Title: Project: BARS
Author: Decidous
Description: AUV capable of delivering packages via the use of GPS coordinates!
Created_at: 2025-06-27

Total Time: 32 Hours

2025-06-28

Started this project amidst a vacation outside of the United States, so time available to work on this project is limited daily. Started part outsourcing: I started looking at the parts needed, but got only the main ones down (aka ESP32-WROOM, accelerometer + barometer + magnometer, etc) planning to continue the GPS/autonomous parts selection of this project some future date. These are the main components I usually use for my rocketry projects.

Allotted time: 2 hours

2025-06-29

First instances of modeling, started with the ribs of the frame for the drone. I’ve decided to allocate a lot of space in Teh fuselage to fit packages 6 inches X 6 inches, and while this might not be a lot of space, it still contains the basic potential concept of delivering packages

allotted time: 2 hours

2025-06-30

I continued the modeling of the plane’s main airframe, and while doing some research, have decided that fiberglass is a fantastic middle ground of tensile strength and flexibility. I had 3 options from order of tensile strength and weight: aluminum, fiberglass, and carbon fiber. The availability of fiberglass rods I recalled from a ZNA video I watched a long time ago when he used it to make a bow and arrow.
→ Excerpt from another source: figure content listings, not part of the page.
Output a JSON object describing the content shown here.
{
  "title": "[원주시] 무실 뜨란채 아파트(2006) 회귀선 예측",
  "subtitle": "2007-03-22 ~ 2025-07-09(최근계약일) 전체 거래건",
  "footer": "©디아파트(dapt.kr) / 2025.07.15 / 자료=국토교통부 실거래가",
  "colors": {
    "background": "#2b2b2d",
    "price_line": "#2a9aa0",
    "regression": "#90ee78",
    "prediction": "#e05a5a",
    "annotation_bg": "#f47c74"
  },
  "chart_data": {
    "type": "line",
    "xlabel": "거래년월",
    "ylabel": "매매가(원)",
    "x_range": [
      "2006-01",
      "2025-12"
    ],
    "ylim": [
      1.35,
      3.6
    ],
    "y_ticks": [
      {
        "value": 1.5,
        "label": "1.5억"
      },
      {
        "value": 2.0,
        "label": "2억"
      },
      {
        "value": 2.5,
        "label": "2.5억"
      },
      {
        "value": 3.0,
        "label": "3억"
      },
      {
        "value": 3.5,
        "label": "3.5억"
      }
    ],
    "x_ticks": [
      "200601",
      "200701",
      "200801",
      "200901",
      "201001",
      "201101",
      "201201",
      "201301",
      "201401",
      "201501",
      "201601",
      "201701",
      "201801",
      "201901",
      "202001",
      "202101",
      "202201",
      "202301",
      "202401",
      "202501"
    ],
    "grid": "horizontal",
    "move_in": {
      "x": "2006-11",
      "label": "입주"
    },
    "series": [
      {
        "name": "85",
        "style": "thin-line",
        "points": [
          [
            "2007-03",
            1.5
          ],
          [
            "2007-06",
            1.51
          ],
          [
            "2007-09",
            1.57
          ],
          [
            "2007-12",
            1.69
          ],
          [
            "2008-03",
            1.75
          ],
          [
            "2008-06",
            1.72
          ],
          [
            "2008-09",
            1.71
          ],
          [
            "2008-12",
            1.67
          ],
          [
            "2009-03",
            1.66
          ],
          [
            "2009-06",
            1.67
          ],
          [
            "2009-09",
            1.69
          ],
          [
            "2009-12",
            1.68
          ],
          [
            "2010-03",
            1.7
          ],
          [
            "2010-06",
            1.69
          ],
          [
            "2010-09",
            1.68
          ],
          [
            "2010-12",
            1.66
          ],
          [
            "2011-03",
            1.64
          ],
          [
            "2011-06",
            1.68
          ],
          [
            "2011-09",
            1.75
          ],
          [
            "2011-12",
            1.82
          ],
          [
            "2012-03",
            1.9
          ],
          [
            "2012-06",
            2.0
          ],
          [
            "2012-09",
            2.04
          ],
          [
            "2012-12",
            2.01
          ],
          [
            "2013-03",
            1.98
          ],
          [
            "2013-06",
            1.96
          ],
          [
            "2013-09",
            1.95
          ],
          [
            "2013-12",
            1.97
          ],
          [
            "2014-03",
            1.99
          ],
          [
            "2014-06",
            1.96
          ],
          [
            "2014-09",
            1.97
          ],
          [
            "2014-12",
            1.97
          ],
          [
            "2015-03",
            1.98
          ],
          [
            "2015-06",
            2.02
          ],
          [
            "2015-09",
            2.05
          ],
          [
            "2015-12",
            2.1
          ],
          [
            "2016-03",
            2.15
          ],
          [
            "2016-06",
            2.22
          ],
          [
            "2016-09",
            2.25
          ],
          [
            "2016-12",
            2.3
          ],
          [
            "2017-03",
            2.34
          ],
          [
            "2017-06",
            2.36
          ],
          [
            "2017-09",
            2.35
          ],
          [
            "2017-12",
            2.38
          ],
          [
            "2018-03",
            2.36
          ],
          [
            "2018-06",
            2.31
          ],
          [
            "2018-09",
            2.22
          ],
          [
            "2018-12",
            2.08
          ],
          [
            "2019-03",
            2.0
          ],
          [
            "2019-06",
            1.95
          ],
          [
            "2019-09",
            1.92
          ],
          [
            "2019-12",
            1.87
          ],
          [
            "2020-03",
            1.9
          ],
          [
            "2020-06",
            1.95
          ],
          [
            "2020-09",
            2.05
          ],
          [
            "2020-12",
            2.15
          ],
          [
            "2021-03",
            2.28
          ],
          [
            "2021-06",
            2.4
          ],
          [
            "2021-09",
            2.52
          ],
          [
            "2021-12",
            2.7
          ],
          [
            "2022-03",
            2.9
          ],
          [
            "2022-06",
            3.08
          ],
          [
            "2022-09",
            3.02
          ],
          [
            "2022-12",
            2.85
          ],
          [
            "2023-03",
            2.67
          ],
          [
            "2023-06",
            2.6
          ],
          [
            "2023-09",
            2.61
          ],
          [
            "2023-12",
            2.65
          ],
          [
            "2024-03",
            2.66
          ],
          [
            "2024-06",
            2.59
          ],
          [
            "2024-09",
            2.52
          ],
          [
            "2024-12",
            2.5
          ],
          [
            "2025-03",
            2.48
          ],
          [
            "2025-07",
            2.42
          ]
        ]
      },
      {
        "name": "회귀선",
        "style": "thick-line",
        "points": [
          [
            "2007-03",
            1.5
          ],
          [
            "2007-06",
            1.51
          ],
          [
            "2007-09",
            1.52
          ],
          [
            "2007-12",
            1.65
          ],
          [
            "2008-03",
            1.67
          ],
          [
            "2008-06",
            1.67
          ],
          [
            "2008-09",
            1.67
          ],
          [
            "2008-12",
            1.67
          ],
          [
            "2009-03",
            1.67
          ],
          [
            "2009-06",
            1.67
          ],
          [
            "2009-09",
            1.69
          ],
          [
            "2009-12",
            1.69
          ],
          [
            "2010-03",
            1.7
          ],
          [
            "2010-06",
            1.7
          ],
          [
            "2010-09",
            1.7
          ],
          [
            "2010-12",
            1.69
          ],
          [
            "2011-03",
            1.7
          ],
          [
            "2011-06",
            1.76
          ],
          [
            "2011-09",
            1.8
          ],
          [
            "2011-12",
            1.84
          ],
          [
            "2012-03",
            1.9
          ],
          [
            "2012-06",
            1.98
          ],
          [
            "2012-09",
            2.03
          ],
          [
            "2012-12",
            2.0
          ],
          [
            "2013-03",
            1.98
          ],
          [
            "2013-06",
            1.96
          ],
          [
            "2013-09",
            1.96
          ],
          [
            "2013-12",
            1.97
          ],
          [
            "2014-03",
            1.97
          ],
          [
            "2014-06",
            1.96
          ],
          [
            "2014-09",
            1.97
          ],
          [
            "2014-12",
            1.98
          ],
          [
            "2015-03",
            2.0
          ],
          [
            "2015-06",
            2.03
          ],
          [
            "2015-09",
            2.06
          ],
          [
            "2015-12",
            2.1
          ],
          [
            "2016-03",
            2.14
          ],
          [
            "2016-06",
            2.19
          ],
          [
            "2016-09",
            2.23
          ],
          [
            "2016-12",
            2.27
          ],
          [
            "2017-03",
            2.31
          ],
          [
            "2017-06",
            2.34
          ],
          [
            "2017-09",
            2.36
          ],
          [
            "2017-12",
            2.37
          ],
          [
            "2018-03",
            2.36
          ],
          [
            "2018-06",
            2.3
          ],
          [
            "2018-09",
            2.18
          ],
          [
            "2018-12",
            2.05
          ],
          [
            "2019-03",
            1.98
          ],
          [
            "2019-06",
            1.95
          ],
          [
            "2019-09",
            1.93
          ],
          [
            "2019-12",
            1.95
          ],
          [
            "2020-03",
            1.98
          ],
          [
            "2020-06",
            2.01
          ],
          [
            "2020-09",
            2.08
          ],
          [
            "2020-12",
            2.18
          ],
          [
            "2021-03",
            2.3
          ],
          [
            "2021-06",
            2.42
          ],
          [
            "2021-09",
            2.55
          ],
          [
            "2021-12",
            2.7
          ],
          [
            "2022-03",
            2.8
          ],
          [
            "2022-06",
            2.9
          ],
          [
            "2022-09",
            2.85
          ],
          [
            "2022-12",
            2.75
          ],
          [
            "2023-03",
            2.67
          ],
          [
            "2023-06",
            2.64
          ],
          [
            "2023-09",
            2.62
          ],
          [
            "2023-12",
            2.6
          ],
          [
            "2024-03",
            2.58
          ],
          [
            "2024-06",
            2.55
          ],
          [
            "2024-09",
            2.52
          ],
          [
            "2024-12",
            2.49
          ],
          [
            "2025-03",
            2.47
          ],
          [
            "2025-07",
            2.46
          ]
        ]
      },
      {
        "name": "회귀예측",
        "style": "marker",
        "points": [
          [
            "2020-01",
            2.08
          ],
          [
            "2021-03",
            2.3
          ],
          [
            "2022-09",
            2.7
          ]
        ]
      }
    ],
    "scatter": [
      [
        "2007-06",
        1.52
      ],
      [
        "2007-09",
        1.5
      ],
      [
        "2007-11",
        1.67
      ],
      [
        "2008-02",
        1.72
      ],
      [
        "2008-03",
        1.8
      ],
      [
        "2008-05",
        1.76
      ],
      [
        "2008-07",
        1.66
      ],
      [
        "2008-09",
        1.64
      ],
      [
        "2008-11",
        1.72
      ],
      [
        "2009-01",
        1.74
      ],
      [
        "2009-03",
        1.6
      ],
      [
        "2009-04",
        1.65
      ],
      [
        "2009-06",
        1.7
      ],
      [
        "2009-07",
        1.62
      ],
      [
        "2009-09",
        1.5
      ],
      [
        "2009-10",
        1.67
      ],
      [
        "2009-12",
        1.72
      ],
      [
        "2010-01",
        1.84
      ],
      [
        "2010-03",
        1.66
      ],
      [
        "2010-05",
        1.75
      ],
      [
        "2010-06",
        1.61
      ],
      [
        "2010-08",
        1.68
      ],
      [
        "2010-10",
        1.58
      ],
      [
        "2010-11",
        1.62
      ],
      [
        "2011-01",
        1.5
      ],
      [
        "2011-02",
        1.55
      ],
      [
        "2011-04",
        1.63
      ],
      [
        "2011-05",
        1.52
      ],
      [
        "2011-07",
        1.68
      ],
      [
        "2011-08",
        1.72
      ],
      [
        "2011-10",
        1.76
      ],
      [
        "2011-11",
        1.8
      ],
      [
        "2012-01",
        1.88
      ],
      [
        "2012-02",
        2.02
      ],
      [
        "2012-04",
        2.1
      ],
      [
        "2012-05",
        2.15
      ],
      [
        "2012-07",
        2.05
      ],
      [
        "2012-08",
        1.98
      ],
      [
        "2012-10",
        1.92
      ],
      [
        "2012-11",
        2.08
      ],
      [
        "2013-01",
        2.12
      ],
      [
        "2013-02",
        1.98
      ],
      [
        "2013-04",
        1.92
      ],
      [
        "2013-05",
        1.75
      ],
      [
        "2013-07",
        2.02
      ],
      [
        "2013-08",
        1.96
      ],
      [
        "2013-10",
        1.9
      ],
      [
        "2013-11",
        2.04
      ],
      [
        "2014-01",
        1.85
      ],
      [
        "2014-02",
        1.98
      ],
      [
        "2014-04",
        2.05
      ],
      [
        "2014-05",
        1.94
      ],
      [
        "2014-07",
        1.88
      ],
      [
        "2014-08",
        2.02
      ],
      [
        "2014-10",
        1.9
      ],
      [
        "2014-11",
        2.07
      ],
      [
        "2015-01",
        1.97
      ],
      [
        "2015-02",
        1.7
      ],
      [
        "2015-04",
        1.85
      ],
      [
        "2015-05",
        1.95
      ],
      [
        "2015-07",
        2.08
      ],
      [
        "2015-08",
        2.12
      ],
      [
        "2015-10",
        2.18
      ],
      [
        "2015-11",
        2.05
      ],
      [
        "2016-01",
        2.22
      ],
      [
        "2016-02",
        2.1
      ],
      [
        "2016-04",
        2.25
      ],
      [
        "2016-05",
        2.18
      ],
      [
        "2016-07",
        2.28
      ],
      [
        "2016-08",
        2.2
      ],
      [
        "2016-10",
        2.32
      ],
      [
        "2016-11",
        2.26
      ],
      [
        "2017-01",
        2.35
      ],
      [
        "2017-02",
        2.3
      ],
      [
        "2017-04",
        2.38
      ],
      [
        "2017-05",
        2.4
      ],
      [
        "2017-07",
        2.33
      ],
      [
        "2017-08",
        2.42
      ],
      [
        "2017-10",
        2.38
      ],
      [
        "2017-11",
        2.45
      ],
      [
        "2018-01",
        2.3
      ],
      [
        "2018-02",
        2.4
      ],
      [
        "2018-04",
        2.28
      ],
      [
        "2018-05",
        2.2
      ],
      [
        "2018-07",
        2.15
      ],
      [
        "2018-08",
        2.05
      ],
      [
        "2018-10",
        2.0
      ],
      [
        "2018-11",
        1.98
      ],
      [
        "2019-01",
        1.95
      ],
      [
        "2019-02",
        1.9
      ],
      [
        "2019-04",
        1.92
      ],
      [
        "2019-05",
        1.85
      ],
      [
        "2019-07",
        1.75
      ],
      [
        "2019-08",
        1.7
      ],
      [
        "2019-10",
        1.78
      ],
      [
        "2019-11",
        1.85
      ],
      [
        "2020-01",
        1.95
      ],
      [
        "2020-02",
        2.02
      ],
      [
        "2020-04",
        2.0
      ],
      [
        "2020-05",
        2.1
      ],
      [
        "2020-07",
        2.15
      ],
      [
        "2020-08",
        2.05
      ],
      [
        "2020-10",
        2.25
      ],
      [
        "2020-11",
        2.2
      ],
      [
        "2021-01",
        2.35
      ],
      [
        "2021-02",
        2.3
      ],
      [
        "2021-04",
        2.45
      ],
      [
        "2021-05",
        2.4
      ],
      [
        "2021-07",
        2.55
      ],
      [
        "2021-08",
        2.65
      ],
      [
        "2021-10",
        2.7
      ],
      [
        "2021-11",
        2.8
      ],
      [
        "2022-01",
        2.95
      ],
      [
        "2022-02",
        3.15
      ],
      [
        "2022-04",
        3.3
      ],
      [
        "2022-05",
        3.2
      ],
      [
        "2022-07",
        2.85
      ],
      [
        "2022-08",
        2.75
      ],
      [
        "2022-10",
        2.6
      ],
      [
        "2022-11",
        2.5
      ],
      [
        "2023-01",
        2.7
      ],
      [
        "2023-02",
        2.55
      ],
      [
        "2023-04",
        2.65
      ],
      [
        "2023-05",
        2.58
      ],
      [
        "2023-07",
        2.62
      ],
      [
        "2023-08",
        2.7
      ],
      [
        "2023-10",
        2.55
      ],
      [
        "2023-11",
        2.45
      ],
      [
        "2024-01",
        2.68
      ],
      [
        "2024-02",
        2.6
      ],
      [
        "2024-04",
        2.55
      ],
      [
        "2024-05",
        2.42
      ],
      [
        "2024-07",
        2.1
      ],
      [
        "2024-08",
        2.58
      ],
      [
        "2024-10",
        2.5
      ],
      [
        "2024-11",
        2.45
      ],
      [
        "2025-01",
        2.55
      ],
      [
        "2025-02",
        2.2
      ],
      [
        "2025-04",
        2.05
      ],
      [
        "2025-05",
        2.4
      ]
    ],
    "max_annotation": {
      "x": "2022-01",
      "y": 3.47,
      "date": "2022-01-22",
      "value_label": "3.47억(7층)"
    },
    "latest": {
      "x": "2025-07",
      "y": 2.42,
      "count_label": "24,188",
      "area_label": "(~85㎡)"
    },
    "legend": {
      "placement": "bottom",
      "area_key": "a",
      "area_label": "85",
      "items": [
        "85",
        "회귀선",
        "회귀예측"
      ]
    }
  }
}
https://www.youtube.com/watch?v=0XofhpYmaEU

allotted time: 2 hours

2025-07-01

I continued with the designs of the different parts for the drone: the gates needed to hold the packages, the connectors connecting the fiberglass rods of the wings to the fuselage, and the wing profiles. The wing profile I currently have is called the symmetrical airfoil, which is supposed to be good for “precision aerobatics”. I am choosing this one also because it is the simplest to construct. Flight test airfoil explanations: https://www.flitetest.com/articles/what-airfoil-should-i-use

allotted time: 4 hours

2025-07-02

focused on combining everything together: the wing profiles, the gates, and the connectors. The paneling of the plane, I anticipate, would be made of Kraft foam to lessen the weight. For the nose and tail design, which were a bit more tricky, I designed only the corners to be 3d printed, but the centers of the nose and tail would still be filled with Kraft foam.

allotted time: 3 hours

2025-07-03

Originally I had planned an H shape for the tail, but I did some research and the more V and /\ shapes (like the tail from the RQ-7 Shadow) you have in the front cross section of the plane, the better it is for aerodynamic self-leveling to correct for yaw drift. While yaw control would still be needed, this greatly lessens the strain of servos, leading to a potentially longer battery life and flight endurance. I finished modeling the wing flaps and added a tail light mount. I then struggled for a few hours trying to figure out how to mount the brushless motor in the aft end of the fuselage, I will definitely be coming back to the design because lofting is not ideal for angled pieces to hold fiberglass rods. Study focusing on Dihedral Effects: https://journals.sagepub.com/doi/full/10.1155/2013/308582

allotted time: 4 + 2 hours

2025-07-04

added color to assembly/fixed a few issues (dark = 3d printed framing, white = 3d printed shelling, orange = fiberglass rods for structure) + also researched more on GPS to focus on finalizing the BOM. https://www.youtube.com/watch?v=F9lim5l9R7c -> GPS basic compass https://www.youtube.com/watch?v=vi_cIuxDpcA&ab_channel=CircuitDigest -> sending to a cloud

5+ hours spent researching dif methods of wireless coms:

So, first I was thinking of using a wifi router + esp32, then realized i have no idea how internet works. I had to do a bunch of research to learn that the internet is basically provided via ethernet, and a wifi router serves as a well to that data. My challenge is that you need to be able to send data to a public server to track the location of the drone, and the methods to do that are: 1. cellular (with wifi -> https://www.youtube.com/watch?v=B96JGoWQOsE&t=1413s&ab_channel=Tesseract) 2. Long-range radio (bps.space rocket telemetry -> https://www.youtube.com/watch?v=pZ572Rjj9vA&t=779s&ab_channel=BPS.space) 3. satelite data (wayyyy too expensive, but would work with ANY coordinate in the world) 4. sd card (simple hardware, but requires the drone to come back) Cellular seems like the best bet due to its pretty good range (as long as there is a cell tower in proximity) as well as its affordability. Found a well-priced SIM 4G/5G modem that can be used to transmit data: Puffin Smart 4G LTE-Advanced USB WiFi

Also, finished a wiring schematic for the avionics:

allotted time: 7 hours

2025-07-05

Made adjustments to motor mount for tail, door hatch servo system for deploying disaster relief supplies, finalized 3d model and finished up shelling, added models for servo and brushless motor

allotted time: 6 hours